E per un meccanismo che esiste ma solo perché ha autonoma vita, fuori si trova a
cercare un biglietto col suo telefono da darle. Perché lei che aveva fretta d
andare via era ancora lì, lui e lei soli sul marciapiedi adesso.
Nella tasca della giacca vecchia e lisa sui gomiti blu stinti ha almeno 15 pezzi
vari di carta.

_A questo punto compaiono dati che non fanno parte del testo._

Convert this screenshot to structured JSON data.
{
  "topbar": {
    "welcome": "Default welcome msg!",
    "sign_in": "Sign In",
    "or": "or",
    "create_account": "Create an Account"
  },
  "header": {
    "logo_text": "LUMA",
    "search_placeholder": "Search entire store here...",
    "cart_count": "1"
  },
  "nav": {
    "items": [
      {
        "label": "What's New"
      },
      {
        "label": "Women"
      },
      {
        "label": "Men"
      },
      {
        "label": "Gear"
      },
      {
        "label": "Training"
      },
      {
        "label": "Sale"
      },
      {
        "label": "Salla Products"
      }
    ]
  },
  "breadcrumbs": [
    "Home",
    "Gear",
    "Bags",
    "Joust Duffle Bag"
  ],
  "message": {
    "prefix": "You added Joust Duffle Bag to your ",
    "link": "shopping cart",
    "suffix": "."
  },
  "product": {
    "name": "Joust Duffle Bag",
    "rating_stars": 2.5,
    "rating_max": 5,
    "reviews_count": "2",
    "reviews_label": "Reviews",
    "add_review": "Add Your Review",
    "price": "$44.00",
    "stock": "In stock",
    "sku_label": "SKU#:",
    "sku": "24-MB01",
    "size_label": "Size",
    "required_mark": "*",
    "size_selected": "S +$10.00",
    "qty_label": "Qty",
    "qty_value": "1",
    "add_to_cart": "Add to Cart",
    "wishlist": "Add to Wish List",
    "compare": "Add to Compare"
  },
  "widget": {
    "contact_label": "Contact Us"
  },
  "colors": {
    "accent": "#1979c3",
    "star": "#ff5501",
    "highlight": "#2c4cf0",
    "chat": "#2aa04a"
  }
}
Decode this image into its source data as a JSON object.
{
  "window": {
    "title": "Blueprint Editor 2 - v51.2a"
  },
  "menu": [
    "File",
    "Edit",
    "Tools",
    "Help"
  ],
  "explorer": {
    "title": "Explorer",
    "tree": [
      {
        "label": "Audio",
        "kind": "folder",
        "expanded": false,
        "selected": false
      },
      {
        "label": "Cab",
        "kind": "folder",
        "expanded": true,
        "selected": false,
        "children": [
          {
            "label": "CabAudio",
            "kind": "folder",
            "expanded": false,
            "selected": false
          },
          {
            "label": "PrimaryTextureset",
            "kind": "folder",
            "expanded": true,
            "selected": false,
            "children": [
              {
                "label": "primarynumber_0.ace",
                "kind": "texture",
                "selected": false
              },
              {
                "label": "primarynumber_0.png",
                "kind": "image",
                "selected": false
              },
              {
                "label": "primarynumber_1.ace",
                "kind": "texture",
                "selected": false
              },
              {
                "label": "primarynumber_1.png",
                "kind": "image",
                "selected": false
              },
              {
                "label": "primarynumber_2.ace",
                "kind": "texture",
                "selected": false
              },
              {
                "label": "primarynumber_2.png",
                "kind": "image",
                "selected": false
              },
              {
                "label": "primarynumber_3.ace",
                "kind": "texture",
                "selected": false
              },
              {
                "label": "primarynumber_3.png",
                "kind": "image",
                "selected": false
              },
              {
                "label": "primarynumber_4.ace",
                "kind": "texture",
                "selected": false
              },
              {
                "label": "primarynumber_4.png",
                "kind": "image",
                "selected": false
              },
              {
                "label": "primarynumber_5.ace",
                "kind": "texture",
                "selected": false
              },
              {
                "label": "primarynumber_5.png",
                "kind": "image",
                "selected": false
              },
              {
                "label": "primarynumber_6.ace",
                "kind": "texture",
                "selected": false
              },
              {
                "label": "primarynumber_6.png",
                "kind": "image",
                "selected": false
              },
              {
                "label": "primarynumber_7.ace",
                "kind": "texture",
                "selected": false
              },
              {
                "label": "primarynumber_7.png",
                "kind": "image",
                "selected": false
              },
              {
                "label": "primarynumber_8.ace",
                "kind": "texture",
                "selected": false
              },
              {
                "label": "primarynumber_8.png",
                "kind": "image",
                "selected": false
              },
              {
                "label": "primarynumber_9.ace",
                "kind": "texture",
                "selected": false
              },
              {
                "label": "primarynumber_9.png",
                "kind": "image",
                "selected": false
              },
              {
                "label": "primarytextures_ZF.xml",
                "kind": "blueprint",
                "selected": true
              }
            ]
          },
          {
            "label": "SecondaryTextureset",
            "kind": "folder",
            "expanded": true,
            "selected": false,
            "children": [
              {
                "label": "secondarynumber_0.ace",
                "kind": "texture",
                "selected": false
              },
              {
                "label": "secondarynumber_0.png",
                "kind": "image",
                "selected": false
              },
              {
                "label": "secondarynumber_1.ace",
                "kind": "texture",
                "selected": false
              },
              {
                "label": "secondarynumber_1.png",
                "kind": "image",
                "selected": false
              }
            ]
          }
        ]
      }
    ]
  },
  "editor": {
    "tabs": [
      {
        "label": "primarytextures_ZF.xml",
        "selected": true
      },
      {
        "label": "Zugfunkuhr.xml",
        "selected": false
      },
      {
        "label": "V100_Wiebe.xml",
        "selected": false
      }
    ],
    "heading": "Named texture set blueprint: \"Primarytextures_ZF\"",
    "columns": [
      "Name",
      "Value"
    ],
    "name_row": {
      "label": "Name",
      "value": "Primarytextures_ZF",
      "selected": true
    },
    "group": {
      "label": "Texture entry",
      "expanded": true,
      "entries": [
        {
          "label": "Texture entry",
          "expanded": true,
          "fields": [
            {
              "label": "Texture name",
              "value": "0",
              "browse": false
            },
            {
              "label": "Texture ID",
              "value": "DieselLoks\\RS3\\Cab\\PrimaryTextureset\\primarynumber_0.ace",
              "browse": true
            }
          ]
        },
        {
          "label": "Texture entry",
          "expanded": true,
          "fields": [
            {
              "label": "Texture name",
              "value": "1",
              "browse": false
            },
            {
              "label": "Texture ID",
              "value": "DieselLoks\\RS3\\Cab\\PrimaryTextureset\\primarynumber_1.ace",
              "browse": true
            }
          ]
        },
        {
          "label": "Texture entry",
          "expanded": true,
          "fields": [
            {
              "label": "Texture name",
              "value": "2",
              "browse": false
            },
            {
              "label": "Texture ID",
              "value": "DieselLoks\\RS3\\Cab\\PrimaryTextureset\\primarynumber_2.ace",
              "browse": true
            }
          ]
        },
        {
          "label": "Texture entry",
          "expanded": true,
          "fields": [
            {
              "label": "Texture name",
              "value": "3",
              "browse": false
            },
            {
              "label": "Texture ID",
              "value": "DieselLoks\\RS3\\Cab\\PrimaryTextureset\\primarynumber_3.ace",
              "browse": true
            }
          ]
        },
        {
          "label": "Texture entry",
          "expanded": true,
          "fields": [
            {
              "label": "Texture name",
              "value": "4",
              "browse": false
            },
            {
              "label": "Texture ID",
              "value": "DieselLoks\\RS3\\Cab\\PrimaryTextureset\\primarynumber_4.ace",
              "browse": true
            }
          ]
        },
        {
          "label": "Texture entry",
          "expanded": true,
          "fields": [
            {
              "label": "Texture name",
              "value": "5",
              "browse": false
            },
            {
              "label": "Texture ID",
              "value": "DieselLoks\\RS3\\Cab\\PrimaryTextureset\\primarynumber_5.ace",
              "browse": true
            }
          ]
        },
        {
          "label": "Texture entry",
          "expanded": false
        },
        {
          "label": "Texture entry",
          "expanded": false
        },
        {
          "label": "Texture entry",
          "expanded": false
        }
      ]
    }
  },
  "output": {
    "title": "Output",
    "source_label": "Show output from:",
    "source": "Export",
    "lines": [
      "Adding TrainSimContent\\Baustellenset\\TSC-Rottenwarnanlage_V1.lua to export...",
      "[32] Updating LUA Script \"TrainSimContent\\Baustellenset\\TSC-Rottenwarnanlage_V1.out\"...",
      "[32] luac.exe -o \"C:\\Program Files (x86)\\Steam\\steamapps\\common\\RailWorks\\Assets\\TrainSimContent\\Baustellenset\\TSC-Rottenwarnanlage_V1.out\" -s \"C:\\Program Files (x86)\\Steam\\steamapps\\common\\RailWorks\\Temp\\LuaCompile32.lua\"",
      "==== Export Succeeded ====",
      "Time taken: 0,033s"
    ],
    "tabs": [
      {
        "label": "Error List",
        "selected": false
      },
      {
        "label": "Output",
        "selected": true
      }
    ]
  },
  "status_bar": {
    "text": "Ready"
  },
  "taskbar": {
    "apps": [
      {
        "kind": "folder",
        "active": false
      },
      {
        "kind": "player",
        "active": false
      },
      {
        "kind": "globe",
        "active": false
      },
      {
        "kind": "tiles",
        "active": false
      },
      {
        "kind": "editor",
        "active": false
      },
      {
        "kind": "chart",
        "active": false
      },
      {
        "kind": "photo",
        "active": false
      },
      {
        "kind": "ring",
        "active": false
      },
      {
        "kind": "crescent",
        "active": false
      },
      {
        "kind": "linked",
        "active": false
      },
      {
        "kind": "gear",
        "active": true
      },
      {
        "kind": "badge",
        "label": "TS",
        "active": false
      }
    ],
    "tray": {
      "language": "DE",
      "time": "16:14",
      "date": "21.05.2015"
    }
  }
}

Biglietti suoi completamente scritti sul retro che non può né
utilizzare né dare per non perdere appunti e cose.
La donna rifiuta –se vuoi ti do uno strappo in moto , guarda ti presto il mio
casco - ha i figli da ritirare, sì dice così, proprio ritirare, a scuola se no,
e ride simulando con il gesto la paura con avrebbe messo il casco largo
dell’uomo e si sarebbe lasciata riaccompagnare.
Per un mistero strano della toponomastica del sesso dei desideri e delle voglie,
che da Lambrate fa sì che lui giuri e spergiuri che lei, che abita in zona
Sempione sia proprio a metà della sua strada, per tornare a Città Studi.

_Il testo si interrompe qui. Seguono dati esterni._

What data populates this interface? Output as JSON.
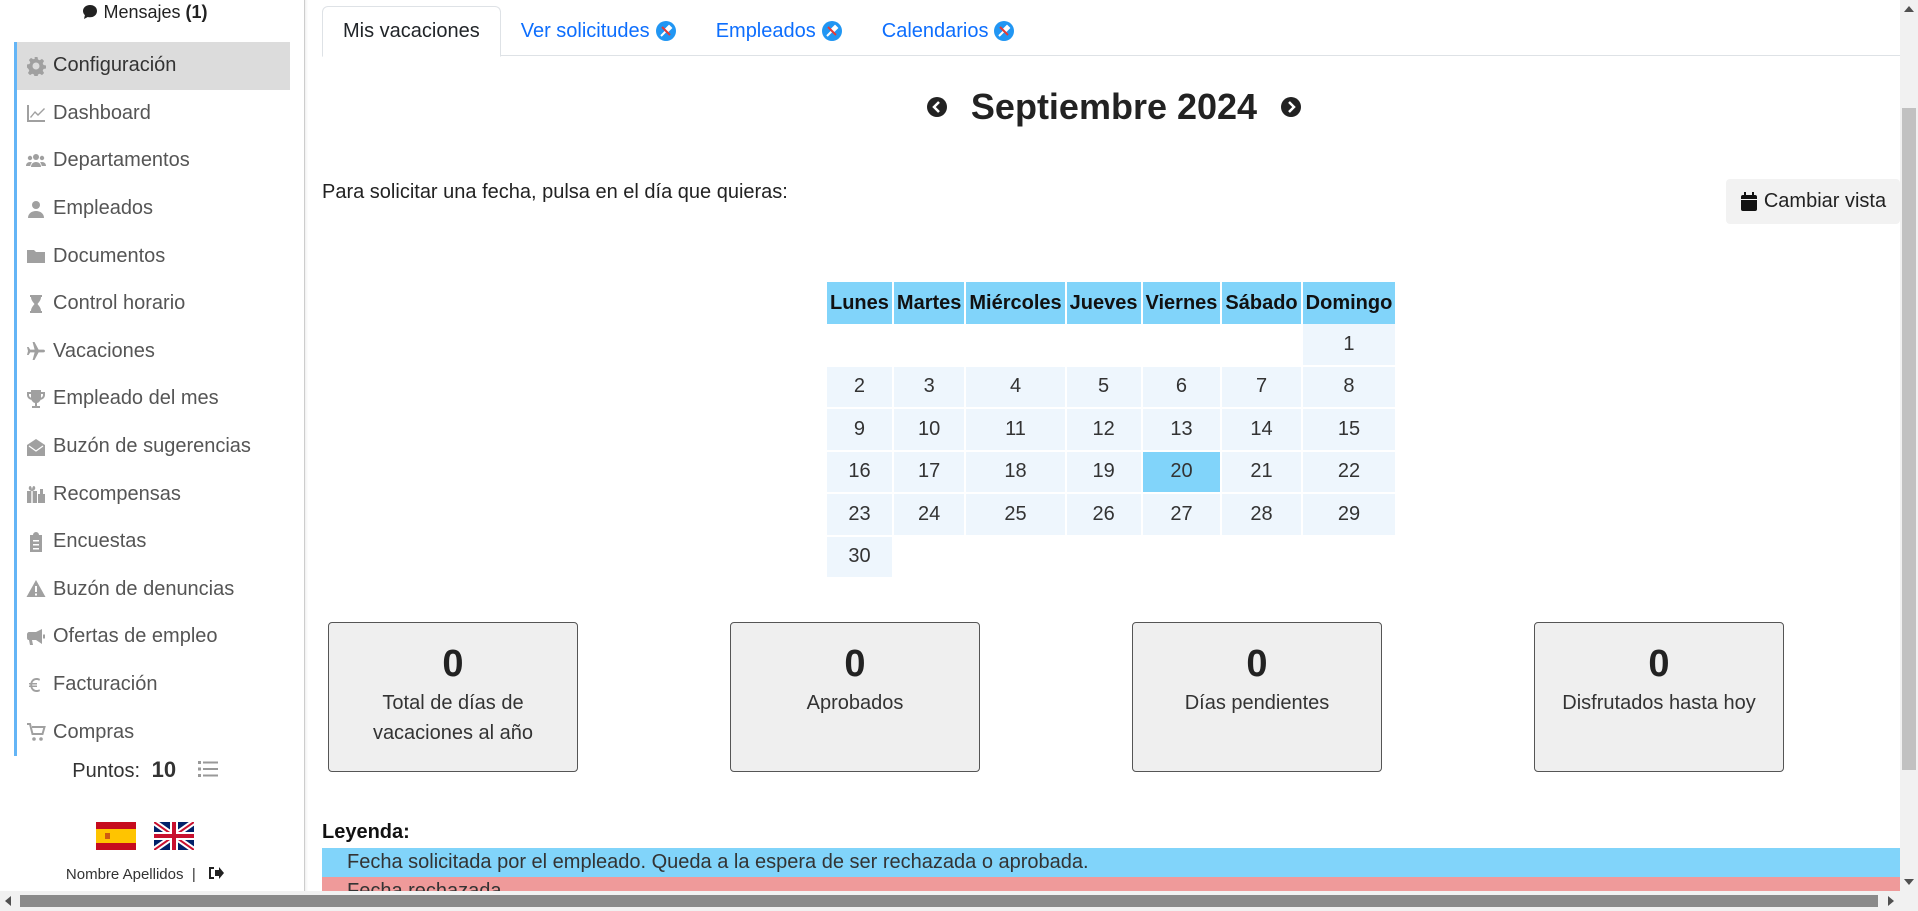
{
  "sidebar": {
    "messages_label": "Mensajes",
    "messages_count": "(1)",
    "items": [
      {
        "label": "Configuración",
        "icon": "gear-icon",
        "active": true
      },
      {
        "label": "Dashboard",
        "icon": "chart-line-icon"
      },
      {
        "label": "Departamentos",
        "icon": "users-icon"
      },
      {
        "label": "Empleados",
        "icon": "user-icon"
      },
      {
        "label": "Documentos",
        "icon": "folder-icon"
      },
      {
        "label": "Control horario",
        "icon": "hourglass-icon"
      },
      {
        "label": "Vacaciones",
        "icon": "plane-icon"
      },
      {
        "label": "Empleado del mes",
        "icon": "trophy-icon"
      },
      {
        "label": "Buzón de sugerencias",
        "icon": "envelope-open-icon"
      },
      {
        "label": "Recompensas",
        "icon": "gifts-icon"
      },
      {
        "label": "Encuestas",
        "icon": "clipboard-icon"
      },
      {
        "label": "Buzón de denuncias",
        "icon": "warning-icon"
      },
      {
        "label": "Ofertas de empleo",
        "icon": "megaphone-icon"
      },
      {
        "label": "Facturación",
        "icon": "euro-icon"
      },
      {
        "label": "Compras",
        "icon": "cart-icon"
      }
    ],
    "points_label": "Puntos:",
    "points_value": "10",
    "user_name": "Nombre Apellidos",
    "user_separator": "|"
  },
  "tabs": [
    {
      "label": "Mis vacaciones",
      "active": true
    },
    {
      "label": "Ver solicitudes",
      "tool_icon": true
    },
    {
      "label": "Empleados",
      "tool_icon": true
    },
    {
      "label": "Calendarios",
      "tool_icon": true
    }
  ],
  "calendar": {
    "month_title": "Septiembre 2024",
    "hint": "Para solicitar una fecha, pulsa en el día que quieras:",
    "change_view_label": "Cambiar vista",
    "weekdays": [
      "Lunes",
      "Martes",
      "Miércoles",
      "Jueves",
      "Viernes",
      "Sábado",
      "Domingo"
    ],
    "weeks": [
      [
        "",
        "",
        "",
        "",
        "",
        "",
        "1"
      ],
      [
        "2",
        "3",
        "4",
        "5",
        "6",
        "7",
        "8"
      ],
      [
        "9",
        "10",
        "11",
        "12",
        "13",
        "14",
        "15"
      ],
      [
        "16",
        "17",
        "18",
        "19",
        "20",
        "21",
        "22"
      ],
      [
        "23",
        "24",
        "25",
        "26",
        "27",
        "28",
        "29"
      ],
      [
        "30",
        "",
        "",
        "",
        "",
        "",
        ""
      ]
    ],
    "selected_day": "20"
  },
  "stats": [
    {
      "value": "0",
      "label": "Total de días de vacaciones al año"
    },
    {
      "value": "0",
      "label": "Aprobados"
    },
    {
      "value": "0",
      "label": "Días pendientes"
    },
    {
      "value": "0",
      "label": "Disfrutados hasta hoy"
    }
  ],
  "legend": {
    "title": "Leyenda:",
    "requested": "Fecha solicitada por el empleado. Queda a la espera de ser rechazada o aprobada.",
    "rejected": "Fecha rechazada"
  },
  "colors": {
    "accent": "#81d4fa",
    "rejected": "#ef9a9a",
    "link": "#0d6efd"
  }
}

Che è come dire che per andare dalla Milano del Campari alla Parigi della Comune
sia comodo passare – ti assicuro che ci passo e nemmeno debbo deviare così tanto
– dalla Madrid dei tori di Picasso. Potrebbe baciarla adesso. Lo sanno entrambi.
La guarda andare con la gonna ce svolazza ad ogni passo, sapendo che lei non si
volterà ma che lo lascerà lì a guardare l’onda dell’anca e l’accelerare del
passo e del moto della gonna sulle cosce.
L’uomo sa che la rivedrà comunque, che con lei farà l’amore e non prova alcun
disagio, all’uscita del resto della compagnia della moto dall’officina, da
quella situazione.
Per lei, per l’altra, per nessuno.
Nella strada non c’è più traccia del cadavere e della polizia o dei carabinieri.
Ha cominciato ad imbrunire anche e tutto sembra rendersi più familiare e caldo.
La moto è ancora lì e ha un casco solo, nero, legato ancora alla traversa in
pelle nera del sellino.
C’è ancora un po’ di luce, e di come sia finita, probabilmente in nulla, la
riunione non ne ha nemmeno idea.
Allora.
Mi alzo. Vedo ogni personaggio immaginario e reale come fosse sotto in strada ad
aspettarmi ora. Rivedo visi e corpi. Maglioni resi morbidi dove erano nascosti
seni solo mezz’ora prima e ancora caldi di pelle nuda.
Sento i pensieri come se li vivessi ora.
Emozioni e sogni, realizzati o inseguiti per un’intera vita. Volti e sorrisi,
labbra e maglioni di autunni e inverni.
Gonne che sembrano dire che chi le porta non ha paura della vita.
E pantaloni che tengono caldo per un miracolo di tessitura anche pensieri e
cuore. Oltre ad anche, ventri e culi.
Rivedo persone che sono migliori della via dove sono nate per sorte, dove vivono
o lavorano da sempre.
Una città che ho fatto mia ma che non è mia. Né lo sarà, perché lei non riuscirò
mai a possederla o amarla fino in fondo, nemmeno fra cent’anni.
Tunnel oscuri sotto ferrovie.
Dove sembra di varcare quando li attraversi, ogni volta, un portone e la porta
chiusa che impaurisce è solo assenza momentanea di luce.
Sorrido.
Prendo un altro mandarino dal cestino, ne libero l’aroma sbucciandolo con le
dita.
Olio che crepita nell’aria, ma niente fiamma se non accosti l’accendino. Solo
odore.
E sul balcone vedo loro, sotto.
Confuse nella folle le mie persone. Che anche quando sono fatte e trasformate in
personaggi, restano persone e restano mie. Calde.
Al muro sotto casa, se mi sporgessi di più, rischiando di cadere nella via, sono
sicuro.
Che sporgendomi solo un poco oltre rivedrei la moto e il casco nero.
Coi documenti non proprio in regola, che mai potrei trapassare o vendere, quei
documenti un po’ così così.
Gli stessi documenti con cui si circola e si vive.
Con cui vivendo si impara. A camminare.